Hoy ya no se dice “maricón el último”. Estaría muy mal visto emplear esa expresión. Se evita decir eso, porque la palabra “maricón” puede resultar ofensiva, si se toma en cuenta que puede designar a un hombre homosexual. Aunque, al emplear “maricón el último”, en la mayoría de los casos no se pensase en la homosexualidad de nadie.

Es evidente que insultar a una persona por ser homosexual es absolutamente reprobable. En eso, afortunadamente, no hay – ni debe haber – vuelta atrás.

Sin embargo, se ha generalizado otro insulto: “Fascista”. Vale para un roto y para un descosido.
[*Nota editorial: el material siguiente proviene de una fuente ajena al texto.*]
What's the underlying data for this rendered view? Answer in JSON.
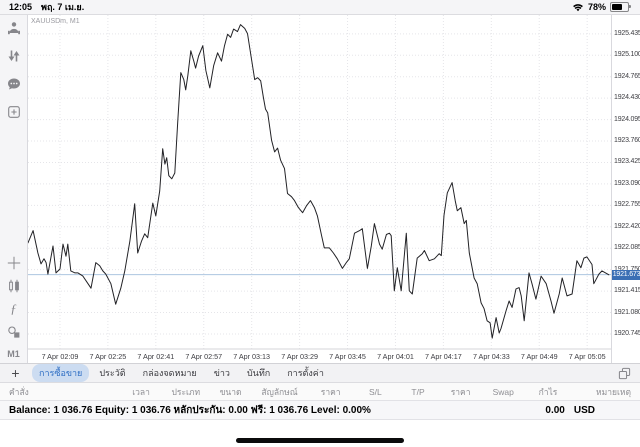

Al igual que se empleaba, sin connotación sexual, lo de “maricón el último”, hoy se emplea, sin precisión política de ninguna clase, lo de “fascista”.

Que alguien te pide que, por la cara y sin conocerlo de nada, le des 50 euros y no se los das, ya lo sabes, eres un “fascista”. Que un político dice a los independentistas catalanes que eso de proclamar unilateralmente la independencia es como un golpe de Estado, ya puede esperar la respuesta: “Si nos dicen ‘golpistas’, nosotros les diremos ‘fascistas’”.

No se sabe bien qué es ser fascista. Sea lo que fuere, suena a ser muy malo, excesivamente autoritario, y,  ya para los muy entendidos, no solo autoritario sino también corporativista y nacionalista. Y vaya, nacionalistas hay muchos… Y muchos de ellos, ciertamente, se han inspirado en el fascismo italiano. Muchos, más de los que se suele pensar.